Chen Chengda 陈成达

Personal information
- Date of birth: 15 October 1929
- Place of birth: Shanghai, China
- Date of death: 24 March 2022 (aged 92)
- Place of death: Beijing, China
- Height: 1.72 m (5 ft 8 in)
- Position: Midfielder

Youth career
- Lianxing
- Jingwu

Senior career*
- Years: Team / Apps / (Gls)
- Shanghai Student Union
- 1950–1951: Shanghai
- East China

International career
- China U20
- China

Managerial career
- 1958–1962: China
- 1971–1973: Hebei
- 1974: China U20

= Chen Chengda =

Chinese footballer and manager (1929–2022)

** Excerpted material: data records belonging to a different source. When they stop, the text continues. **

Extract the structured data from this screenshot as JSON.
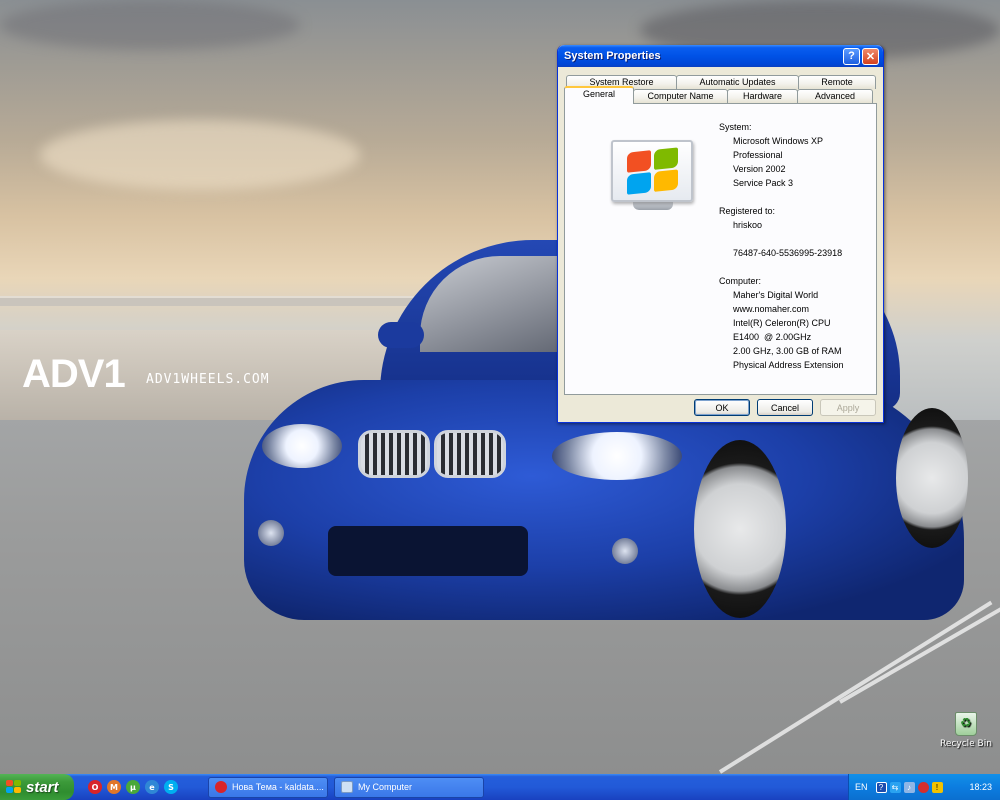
{
  "wallpaper": {
    "logo": "ADV1",
    "url": "ADV1WHEELS.COM"
  },
  "desktop_icons": [
    {
      "label": "Recycle Bin",
      "icon": "recycle-bin-icon"
    }
  ],
  "window": {
    "title": "System Properties",
    "help_label": "?",
    "close_label": "✕",
    "tabs_back": [
      "System Restore",
      "Automatic Updates",
      "Remote"
    ],
    "tabs_front": [
      "General",
      "Computer Name",
      "Hardware",
      "Advanced"
    ],
    "active_tab": "General",
    "system": {
      "heading": "System:",
      "os": "Microsoft Windows XP",
      "edition": "Professional",
      "version": "Version 2002",
      "service_pack": "Service Pack 3"
    },
    "registered": {
      "heading": "Registered to:",
      "user": "hriskoo",
      "product_id": "76487-640-5536995-23918"
    },
    "computer": {
      "heading": "Computer:",
      "name": "Maher's Digital World",
      "site": "www.nomaher.com",
      "cpu": "Intel(R) Celeron(R) CPU",
      "cpu_model": "E1400  @ 2.00GHz",
      "speed_ram": "2.00 GHz, 3.00 GB of RAM",
      "pae": "Physical Address Extension"
    },
    "buttons": {
      "ok": "OK",
      "cancel": "Cancel",
      "apply": "Apply"
    }
  },
  "taskbar": {
    "start_label": "start",
    "tasks": [
      {
        "label": "Нова Тема - kaldata....",
        "icon": "opera-icon"
      },
      {
        "label": "My Computer",
        "icon": "my-computer-icon"
      }
    ],
    "tray": {
      "language": "EN",
      "help": "?",
      "time": "18:23"
    }
  },
  "colors": {
    "title_bar": "#0052e6",
    "start_green": "#3c9a3a",
    "tab_highlight": "#ffc73c",
    "taskbar_blue": "#225ad8"
  }
}
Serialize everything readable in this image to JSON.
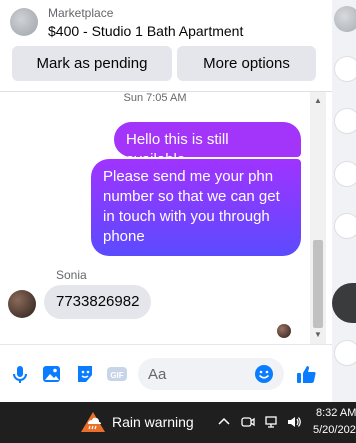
{
  "header": {
    "category": "Marketplace",
    "listing_title": "$400 - Studio 1 Bath Apartment",
    "mark_pending_label": "Mark as pending",
    "more_options_label": "More options"
  },
  "chat": {
    "timestamp": "Sun 7:05 AM",
    "outgoing": [
      "Hello this is still available",
      "Please send me your phn number so that we can get in touch with you through phone"
    ],
    "sender_name": "Sonia",
    "incoming": [
      "7733826982"
    ]
  },
  "composer": {
    "placeholder": "Aa",
    "icons": [
      "microphone-icon",
      "photo-icon",
      "sticker-icon",
      "gif-icon",
      "emoji-icon",
      "thumbs-up-icon"
    ],
    "gif_label": "GIF"
  },
  "taskbar": {
    "weather_text": "Rain warning",
    "time": "8:32 AM",
    "date": "5/20/202"
  },
  "colors": {
    "accent": "#0a7cff",
    "bubble_out_top": "#a033ff",
    "bubble_out_bottom": "#5b4bff",
    "taskbar": "#1f1f1f"
  }
}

Chen Chengda (陈成达 (陳成達, Chén Chéngdá); 15 October 1929 – 24 March 2022) was a Chinese football player and manager.

==Club career==
Born in Shanghai, Chen played youth football in the city for Lianxing and Jingwu. Whilst studying at St. John's University, Shanghai, he played for Shanghai Student Union. In 1950, he joined Shanghai, later joining East China in 1951.

==International career==
After representing China at under-20 level, Chen represented the senior team in the 1950s. After leaving St. John's University in order to pursue his football career, he played in a number of friendlies for China in preparation for the 1952 Olympics.

==Managerial career==
Following his retirement, Chen was appointed manager of China in 1958, staying manager until 1962. In 1971, he was appointed manager of the Hebei team, remaining in his post for two years. In 1974, he managed China's under-20's.

Following his managerial career, Chen took up roles at the Chinese Football Association, FIFA and the Asian Football Confederation. He later acted as a consultant to China women's national football team, helping the team to finish runners-up at the 1996 Olympics and the 1999 Women's World Cup.